Поэтому она сказала кратко, но емко:
— Знаю.
— Сколько еще до места, Коля? — крикнула Света Устьянцева.
— Километров пять, да ты не помнишь, что ли? Не в первый раз сюда едем.
— Мне все время выпадала Черная Грязь.
Из автобуса вывалились живописным табором. Кто постарше, нацепили на себя что попроще. Молодые девчонки и тут выщеголились — в джинсах и цветных курточках до пупка, а некоторые в красивых дорогих горнолыжных комбинезонах, они яркими цветами рассыпались по обочине картофельного поля.
Анна Павловна смотрелась кавалерист-девицей: в эластичных брючках, хромовых сапожках, в своем надоевшем бархатном пиджаке, которому износу не было, и лихом красном кепарике с длинным козырьком. Дело в том, что дочка-студентка, забравшая для тех же самых нужд ее «колхозные» монатки и резиновые сапоги, не удосужилась их вернуть, что было обнаружено только сегодня утром, чуть свет. Поэтому Анна Павловна срочно вытянула с антресолей свои «лошадиные» брюки и сапоги, с которых только и успела шпоры снять. Так и явилась. Жаль, Алла Аркадьевна ее не видела, уж она бы ее припечатала за желание выпендриться и отделить себя от народных масс.

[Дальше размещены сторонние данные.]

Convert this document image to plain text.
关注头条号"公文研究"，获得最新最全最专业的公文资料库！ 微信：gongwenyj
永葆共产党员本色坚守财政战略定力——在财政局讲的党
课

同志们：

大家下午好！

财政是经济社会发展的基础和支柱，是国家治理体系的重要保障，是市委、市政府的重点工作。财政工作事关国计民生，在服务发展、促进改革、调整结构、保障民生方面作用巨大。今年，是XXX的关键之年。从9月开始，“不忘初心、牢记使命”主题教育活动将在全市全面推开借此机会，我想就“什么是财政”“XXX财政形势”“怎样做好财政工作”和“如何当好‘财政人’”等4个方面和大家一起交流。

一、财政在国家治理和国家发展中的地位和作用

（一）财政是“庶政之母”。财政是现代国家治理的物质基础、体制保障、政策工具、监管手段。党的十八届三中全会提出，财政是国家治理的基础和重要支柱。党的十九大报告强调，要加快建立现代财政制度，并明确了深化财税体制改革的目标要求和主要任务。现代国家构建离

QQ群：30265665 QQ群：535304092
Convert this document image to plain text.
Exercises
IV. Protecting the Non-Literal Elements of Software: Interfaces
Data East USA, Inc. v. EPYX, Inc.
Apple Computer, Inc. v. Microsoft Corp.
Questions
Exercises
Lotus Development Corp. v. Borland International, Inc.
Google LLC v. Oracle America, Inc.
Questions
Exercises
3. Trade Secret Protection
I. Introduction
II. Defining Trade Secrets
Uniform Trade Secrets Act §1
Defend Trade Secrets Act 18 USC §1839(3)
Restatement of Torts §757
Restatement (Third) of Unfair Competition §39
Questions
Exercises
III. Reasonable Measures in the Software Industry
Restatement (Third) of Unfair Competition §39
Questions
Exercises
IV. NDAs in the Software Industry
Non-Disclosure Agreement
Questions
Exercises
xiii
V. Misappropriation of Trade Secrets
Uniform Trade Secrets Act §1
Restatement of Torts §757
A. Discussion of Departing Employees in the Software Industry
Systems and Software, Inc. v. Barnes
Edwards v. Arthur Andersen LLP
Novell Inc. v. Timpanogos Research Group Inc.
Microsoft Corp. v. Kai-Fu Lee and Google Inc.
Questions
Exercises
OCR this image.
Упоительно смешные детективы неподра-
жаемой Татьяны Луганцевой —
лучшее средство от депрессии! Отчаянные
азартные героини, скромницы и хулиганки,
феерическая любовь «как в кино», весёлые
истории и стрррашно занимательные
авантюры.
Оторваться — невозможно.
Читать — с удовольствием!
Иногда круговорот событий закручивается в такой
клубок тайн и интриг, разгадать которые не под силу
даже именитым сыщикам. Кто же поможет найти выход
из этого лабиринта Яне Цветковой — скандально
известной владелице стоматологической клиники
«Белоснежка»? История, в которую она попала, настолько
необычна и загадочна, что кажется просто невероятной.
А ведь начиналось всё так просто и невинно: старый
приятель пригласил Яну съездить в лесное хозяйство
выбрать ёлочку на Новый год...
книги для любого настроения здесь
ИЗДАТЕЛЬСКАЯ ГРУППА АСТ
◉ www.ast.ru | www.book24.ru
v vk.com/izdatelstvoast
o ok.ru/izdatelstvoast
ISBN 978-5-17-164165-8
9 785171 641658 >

Народные массы же сочли ее костюм вполне вероятным.
Разобрали ведра, распределили грядки, разбились по парам и двинули. На том конце поля у леса трудились две сгорбленные фигурки в серых халатах, по-видимому, местные. По краю поля бегал быстрый картофелекопатель, подготавливая фронт работ. Агрономша Зина давала последние указания Коле Жданову — бригадиру.
Анне Павловне предложили в пару Катю Прокушеву из бухгалтерии, но Прокушева в ужасе отказалась, заверещала на весь русский простор:
— Не буду я с ней, она рекорды ставит! Я паду!